O livro se inicia com Hume, que critica a analogia do mundo como máquina e que defende que nenhuma espécie de finalidade é necessária no estudo da natureza, inclusive quanto aos organismos. Na esteira da reflexão do pensador escocês, dos enciclopedistas e de George Buffon (1707-1788) e Louis Daubenton (1716-1800), autores da História Natural, Kant formula a questão dos organismos e da finalidade e advoga a imprescindibilidade do juízo teleológico no exame dos corpos orgânicos. Pimenta mostra como a partir dessa formulação desdobram-se duas vertentes de abordagem da história natural: uma que possui cunho experimental e é representada por Georges Cuvier (1769-1832), pai da anatomia comparada, e outra matriz que é transcendental, partindo da ideia de unidade e finalidade e que é encabeçada, por exemplo, por Geoffroy Saint-Hilaire (1779-1853).

Esse é um dos eixos da obra em torno do qual outras questões que lhe são estreitamente relacionadas são abordadas, como o modelo de equilíbrio de Adam Smith (1723-1790) para a economia e sua relação com o pensamento sobre os organismos, ou a relação entre razão, sistema e máquina, tal como foi pensada pelos autores da Enciclopédia, Diderot e Jean le Rond D’Alembert (1717-1783). Algumas importantes controvérsias que marcaram a história natural dos séculos XVIII e XIX são tratadas, como a questão se há ou não um desenho originário da natureza que constitua uma estrutura comum aos seres organizados, se o princípio de estruturação do vivente é anatômico ou fisiológico, bem como se houve extinção de espécies ou não.
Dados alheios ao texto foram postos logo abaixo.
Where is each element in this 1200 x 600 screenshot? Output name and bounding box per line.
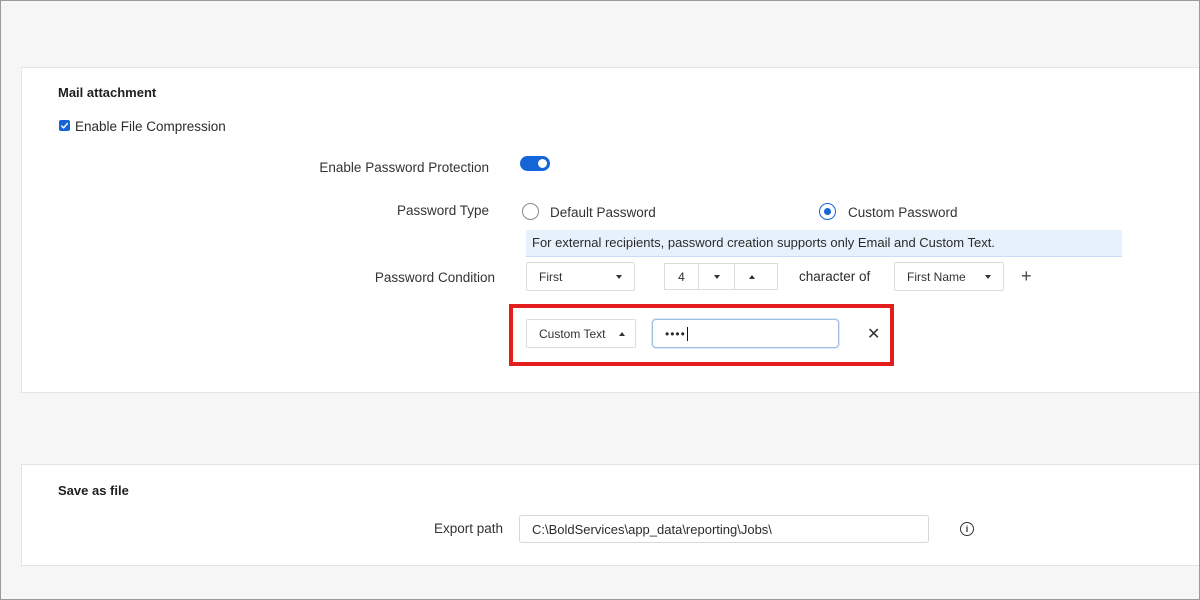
increment-button[interactable] [734,264,769,289]
enable-compression-label: Enable File Compression [75,119,226,134]
export-path-input[interactable]: C:\BoldServices\app_data\reporting\Jobs\ [519,515,929,543]
position-dropdown[interactable]: First [526,262,635,291]
decrement-button[interactable] [699,264,734,289]
password-type-label: Password Type [396,203,489,218]
default-password-label: Default Password [550,205,656,220]
check-icon [60,122,69,129]
save-as-file-title: Save as file [58,483,129,498]
mail-attachment-title: Mail attachment [58,85,157,100]
caret-down-icon [616,274,622,279]
caret-down-icon [713,274,720,279]
plus-icon[interactable]: + [1021,266,1032,287]
password-mask: •••• [665,326,686,341]
character-count-stepper[interactable]: 4 [664,263,778,290]
custom-password-label: Custom Password [848,205,958,220]
toggle-knob [538,159,547,168]
text-cursor [686,326,688,341]
info-banner: For external recipients, password creati… [526,230,1122,257]
password-condition-label: Password Condition [374,270,495,285]
field-dropdown-value: First Name [907,269,966,284]
position-dropdown-value: First [539,269,563,284]
caret-down-icon [985,274,991,279]
default-password-radio[interactable] [522,203,539,220]
export-path-label: Export path [433,521,503,536]
password-protection-label: Enable Password Protection [319,160,489,175]
password-protection-toggle[interactable] [520,156,550,171]
close-icon[interactable]: ✕ [867,324,880,344]
character-count-value: 4 [665,264,699,289]
field-dropdown[interactable]: First Name [894,262,1004,291]
info-icon[interactable]: i [960,522,974,536]
caret-up-icon [749,274,755,279]
caret-up-icon [619,331,625,336]
custom-text-password-input[interactable]: •••• [652,319,839,348]
custom-password-radio[interactable] [819,203,836,220]
export-path-value: C:\BoldServices\app_data\reporting\Jobs\ [532,521,772,537]
enable-compression-checkbox[interactable] [59,120,70,131]
custom-type-value: Custom Text [539,326,606,341]
character-of-text: character of [799,269,871,284]
custom-type-dropdown[interactable]: Custom Text [526,319,636,348]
O autor descortina desdobramentos surpreendentes. Um dos mais interessantes é aquele que ocorre na denominada querela dos análogos. Cuvier, que rejeita a tese de perfeição e de plano único na natureza, será posteriormente associado a certo criacionismo, ao passo que Saint-Hilaire, defensor de uma concepção teleológica da natureza e da tese de que os seres naturais podem ser hierarquizados a partir de uma série una, será apropriado por uma espécie de estruturalismo, de acordo com o qual as formas sofrem variações sem que seja necessário qualquer recurso às causas finais. Posteriormente, Charles Darwin (1809-1882) se assenhora de aspectos da teoria de ambos para afirmar a preponderância dos fatores internos aos organismos na gênese de suas variações e se opor a Jean-Baptiste Lamarck (1744-1829).
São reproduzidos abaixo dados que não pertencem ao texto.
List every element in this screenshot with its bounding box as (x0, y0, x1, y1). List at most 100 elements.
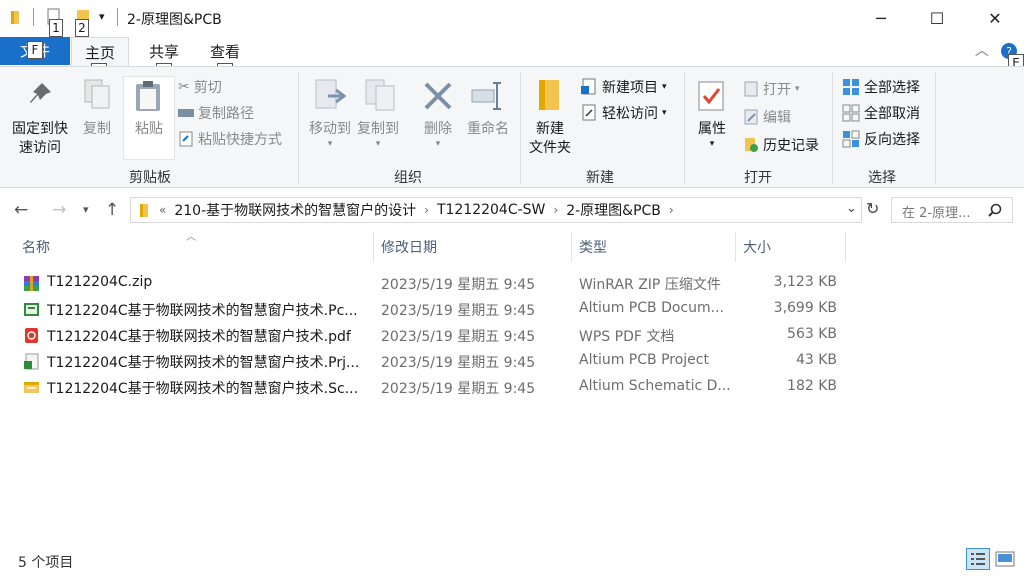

A essa virtude se acrescentam outras. Pimenta fundamenta suas interpretações em finas análises de texto e de outros materiais, como desenhos e modelos. O autor realiza um tipo de investigação que ainda é rara, mesclando pensadores clássicos da história da filosofia e autores que usualmente são vistos como cientistas e naturalistas, mais propriamente do que como filósofos. Como bem indica, as metodologias e teorias adotadas por estes são de grande consequência para a filosofia.

O livro é composto por 16 capítulos que podem ser lidos separadamente. Há um intenso diálogo entre eles, mas não propriamente uma continuidade e muito menos linearidade. Por vezes, um mesmo tema é abordado a partir de diferentes perspectivas, como é o caso de alguns dos capítulos dedicados a Hume e a Kant. Assim como o termo “natureza” não possui um significado unívoco e seu estudo não se restringe à física, os assuntos do livro se apresentam a partir de diferentes relações e pontos de vista.

Celi Hirata é professora adjunta de história da filosofia moderna no Departamento de Filosofia da Universidade Federal de São Carlos (UFSCar).